Once again San Francisco Chronicle Staff Writer Bob Egelko has been following the activities of Chief U. S. District Judge Vaughan Walker, and once again those activities carry a ring of chutzpah with the most positive connotations. So, while Walker may have had to wait longer than he deserved for his first Chutzpah of the Week award, I want to make sure that he receives this week's award "with all deliberate speed!" This week's award should be especially dear to the hearts of those who refuse to accept Barack Obama's precept that, where past abuses of the Bush Administration are concerned, our country would be better served by letting bygones be bygones.
Here is Egelko's account of the grounds for Walker's award:
The Bush administration wiretapped a U.S.-based Islamic charity under an illegal surveillance program that was not authorized by Congress or the courts, a federal judge in San Francisco ruled today.The ruling by Chief U.S. District Judge Vaughn Walker marked the first time that a court has found that the government illegally wiretapped an individual or organization since President George W. Bush authorized warrantless wiretapping of suspected foreign terrorists in 2001.

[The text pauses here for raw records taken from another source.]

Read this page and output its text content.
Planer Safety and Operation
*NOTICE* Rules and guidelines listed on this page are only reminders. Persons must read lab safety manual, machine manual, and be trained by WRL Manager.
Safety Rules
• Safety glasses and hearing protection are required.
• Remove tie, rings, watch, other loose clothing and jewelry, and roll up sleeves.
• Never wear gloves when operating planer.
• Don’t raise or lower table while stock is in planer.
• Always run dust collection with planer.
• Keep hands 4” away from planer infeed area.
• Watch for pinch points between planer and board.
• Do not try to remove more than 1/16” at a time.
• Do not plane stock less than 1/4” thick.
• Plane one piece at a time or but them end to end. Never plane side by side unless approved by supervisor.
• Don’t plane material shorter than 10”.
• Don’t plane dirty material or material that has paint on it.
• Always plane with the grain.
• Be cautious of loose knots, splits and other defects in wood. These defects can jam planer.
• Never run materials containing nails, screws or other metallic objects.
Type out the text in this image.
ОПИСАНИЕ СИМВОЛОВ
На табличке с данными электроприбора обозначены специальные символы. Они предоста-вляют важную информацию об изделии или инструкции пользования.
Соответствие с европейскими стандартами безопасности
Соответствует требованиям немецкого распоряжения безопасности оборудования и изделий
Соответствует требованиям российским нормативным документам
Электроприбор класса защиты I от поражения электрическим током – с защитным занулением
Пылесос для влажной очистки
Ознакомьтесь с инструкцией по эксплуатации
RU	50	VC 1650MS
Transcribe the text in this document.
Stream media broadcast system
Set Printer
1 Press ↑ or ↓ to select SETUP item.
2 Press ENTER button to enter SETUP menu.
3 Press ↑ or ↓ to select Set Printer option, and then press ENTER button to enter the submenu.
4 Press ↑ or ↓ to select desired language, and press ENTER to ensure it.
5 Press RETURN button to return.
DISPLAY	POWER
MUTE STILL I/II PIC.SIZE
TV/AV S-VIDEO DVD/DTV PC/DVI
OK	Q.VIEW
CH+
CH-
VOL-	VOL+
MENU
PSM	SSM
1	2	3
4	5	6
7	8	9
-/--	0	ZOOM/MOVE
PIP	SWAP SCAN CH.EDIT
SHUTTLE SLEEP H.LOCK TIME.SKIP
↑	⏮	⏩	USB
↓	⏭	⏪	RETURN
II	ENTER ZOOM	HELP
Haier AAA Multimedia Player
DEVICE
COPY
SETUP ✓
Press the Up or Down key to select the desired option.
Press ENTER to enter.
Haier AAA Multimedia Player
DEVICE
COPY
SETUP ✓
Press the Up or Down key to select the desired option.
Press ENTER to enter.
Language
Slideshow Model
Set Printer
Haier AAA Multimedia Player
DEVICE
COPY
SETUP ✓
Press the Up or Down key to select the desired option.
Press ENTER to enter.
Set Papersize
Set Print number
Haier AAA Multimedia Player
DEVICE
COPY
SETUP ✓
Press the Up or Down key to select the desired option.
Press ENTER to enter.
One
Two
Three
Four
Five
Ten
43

The government inadvertently sent a classified document in 2004 to the Al-Haramain Islamic Foundation, reportedly showing that two of its lawyers had been wiretapped. Several months after the surveillance began, the government classified Al-Haramain as a terrorist organization, a description its leaders called false.
The now-defunct charity, which was headquartered in Oregon, returned the document at the government's request and could not use it as evidence in a lawsuit it filed over the wiretapping. But Walker said today that Al-Haramain had established, through public statements by officials and nonclassified evidence, that the government had intercepted its calls without obtaining the court warrant required by a 1978 law.
Bush acknowledged in December 2005 that he had ordered the National Security Agency, after the terrorist attacks of Sept. 11, 2001, to intercept phone calls and e-mails between Americans and suspected foreign terrorists without a warrant. He claimed the power to override the 1978 law's requirement of advance court approval for all such surveillance.
Today, Walker said Bush had lacked that authority.
Under the argument advanced by the Bush administration, "executive branch officials may treat as optional ... a statute (the 1978 law) enacted specifically to rein in and create a judicial check for executive-branch abuses of surveillance authority," the judge said.
That "theory of unfettered executive-branch discretion" holds an "obvious potential for governmental abuse and overreaching," Walker said.
This is what many of us have desired for some time, a precedent-setting judicial ruling of the wiretapping abuses of the Bush Administration delivered at the Federal level. As to the reaction within the Obama Administration, Egelko reported the following:
The Justice Department declined to say whether it would appeal today's ruling and instead issued a statement focusing on Attorney General Eric Holder's recent restrictions on government claims of secrecy. The new rules require a high-level Justice Department committee to review all such claims, with the attorney general having the last word.
The new policy strikes "an appropriate balance between rebuilding the public's trust in the government's use of this (secrecy) privilege while recognizing the imperative need to protect national security," the department said.
It is unclear what this review will determine, but Walker has taken the matter far enough to definitely deserve the Chutzpah of the Week award for this week!